Fix: Use --cache-type-k turbo4 --cache-type-v turbo4 (must match!) or --cache-type-k turbo4 --cache-type-v f16.
Supported combinations:
| K | V | Supported |
|---|---|---|
| turbo4 | turbo4 | ✅ |
| turbo4 | f16 | ✅ |
| f16 | turbo4 | ✅ |
| turbo4 | turbo3 | ❌ (crash) |
Yes, I spent 40 minutes debugging this before reading the actual CUDA kernel code. Learn from my pain.
cudaMalloc failed: out of memory
Cause: Too many experts on GPU (--n-cpu-moe too low).
Fix: With 128 experts and 8 active, --n-cpu-moe 120 leaves exactly 8 on GPU. Going lower (e.g., 116) puts 12 on GPU — each expert is ~120 MB at Q4, so that's an extra 480 MB. It adds up.
Model loading takes 30-40 seconds
That's normal. --no-mmap forces explicit copy of ~14 GB into CUDA_Host pinned memory. The alternative (mmap) doesn't work with --n-cpu-moe. Grab a snack.

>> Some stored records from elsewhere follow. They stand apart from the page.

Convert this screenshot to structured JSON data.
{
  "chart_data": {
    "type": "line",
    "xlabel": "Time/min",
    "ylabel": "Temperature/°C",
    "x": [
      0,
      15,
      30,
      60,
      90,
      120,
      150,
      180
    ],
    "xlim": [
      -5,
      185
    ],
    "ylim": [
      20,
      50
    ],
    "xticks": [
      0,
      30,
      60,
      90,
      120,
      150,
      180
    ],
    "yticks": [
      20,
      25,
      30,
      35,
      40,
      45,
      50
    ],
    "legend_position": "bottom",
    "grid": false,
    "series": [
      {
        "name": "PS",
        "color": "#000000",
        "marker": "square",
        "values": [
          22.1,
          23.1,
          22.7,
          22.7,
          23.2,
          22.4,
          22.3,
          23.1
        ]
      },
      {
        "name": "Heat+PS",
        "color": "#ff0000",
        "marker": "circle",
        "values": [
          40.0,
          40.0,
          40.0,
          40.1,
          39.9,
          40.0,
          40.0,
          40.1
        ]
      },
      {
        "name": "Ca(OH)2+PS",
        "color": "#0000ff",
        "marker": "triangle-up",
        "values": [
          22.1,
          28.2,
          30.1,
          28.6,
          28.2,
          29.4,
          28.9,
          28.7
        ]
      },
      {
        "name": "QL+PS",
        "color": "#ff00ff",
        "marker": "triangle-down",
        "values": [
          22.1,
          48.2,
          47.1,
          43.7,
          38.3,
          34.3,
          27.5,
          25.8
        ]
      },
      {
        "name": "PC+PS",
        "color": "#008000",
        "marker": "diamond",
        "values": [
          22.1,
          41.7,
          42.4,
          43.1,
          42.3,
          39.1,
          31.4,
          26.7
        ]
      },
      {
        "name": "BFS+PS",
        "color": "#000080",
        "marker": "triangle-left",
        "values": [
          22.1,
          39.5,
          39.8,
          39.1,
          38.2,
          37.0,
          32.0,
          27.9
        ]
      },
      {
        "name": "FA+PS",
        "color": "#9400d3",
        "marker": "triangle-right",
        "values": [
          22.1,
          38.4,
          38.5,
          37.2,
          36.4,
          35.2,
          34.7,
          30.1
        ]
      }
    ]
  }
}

🔗 Step 8: Integrate with OpenCode
OpenCode can connect to your local TurboQuant server as if it were OpenAI:
{
"provider": {
"turboquant": {
"npm": "@ai-sdk/openai-compatible",
"name": "Gemma4 26B MoE (TurboQuant)",
"options": {
"baseURL": "http://localhost:8080/v1"
},
"models": {
"gemma4-26b-moe": {
"name": "gemma4",
"limit": {
"context": 262144,
"output": 16384
},
"modalities": {
"input": ["text", "image"],
"output": ["text"]
},
"reasoning": true,
"tool_call": true,
"interleaved": true
}
}
}
}
}
Then select it with /model turboquant/gemma4-26b-moe — and you're coding with a 26B MoE model that lives entirely on your desk.
🎉 Conclusion
What started as "I wonder if this fits" turned into:
- ✅ A custom-compiled llama.cpp fork with TurboQuant
- ✅ A 26B MoE model running at 27 tok/s
- ✅ 262K context window entirely in VRAM (~1.5 GB KV cache)
- ✅ 128-expert MoE offloading (120 on CPU, 8 on GPU)

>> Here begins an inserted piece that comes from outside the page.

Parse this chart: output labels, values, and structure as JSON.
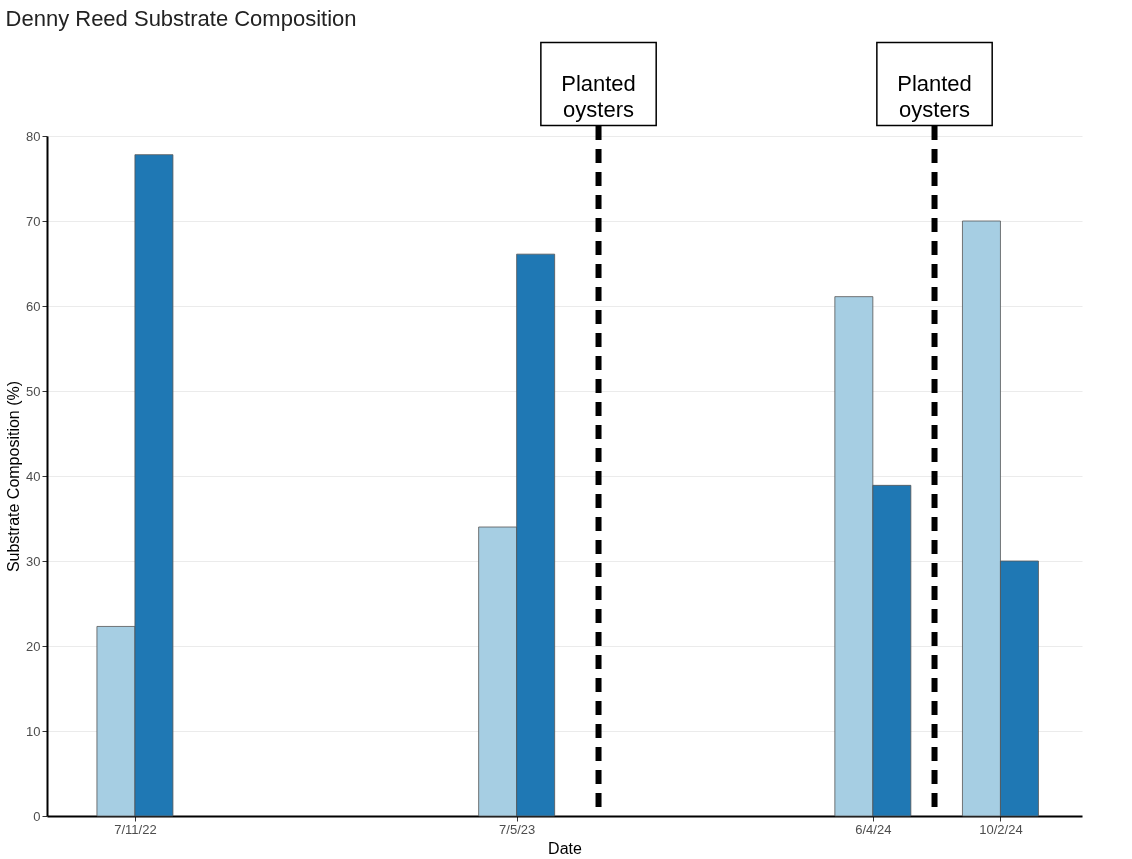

- ✅ Multimodal support with CLIP vision encoder
- ✅ OpenAI-compatible API endpoint
- ✅ Under 4 GB VRAM usage at full context
The key innovations that make this work:
-
--n-cpu-moe 120: The killer feature. Without it, the model doesn't load. With it, you have a 26B model that behaves like a 4B model in terms of VRAM but thinks like a much larger one. -
--cache-type-k/v turbo4: 4-bit KV cache compression. At 262K context, this saves you ~4.5 GB of VRAM compared toq8_0. -
ggml-cuda.dll(56.5 MB): The TurboQuant CUDA kernels handle the dequantization on-the-fly, so you never pay the memory cost of the full-precision KV cache.

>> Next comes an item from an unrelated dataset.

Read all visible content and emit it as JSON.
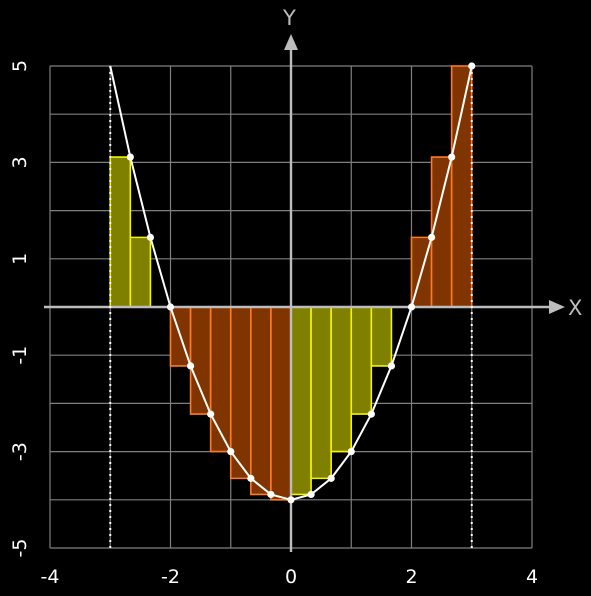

Could this run on a 6 GB GPU? Possibly, with more aggressive offloading (--n-cpu-moe 124). Could it run on a 4060 Ti 16GB? Comfortably, with room to spare. The ceiling is higher than you think.
If you want to try this yourself: clone the fork, grab the model from HuggingFace, compile with the flags above, and prepare to be surprised at how much you can squeeze out of consumer hardware.
Now if you'll excuse me, I need to explain to my RTX 3070 why it's running a model that's 3x its VRAM capacity. It's not speaking to me.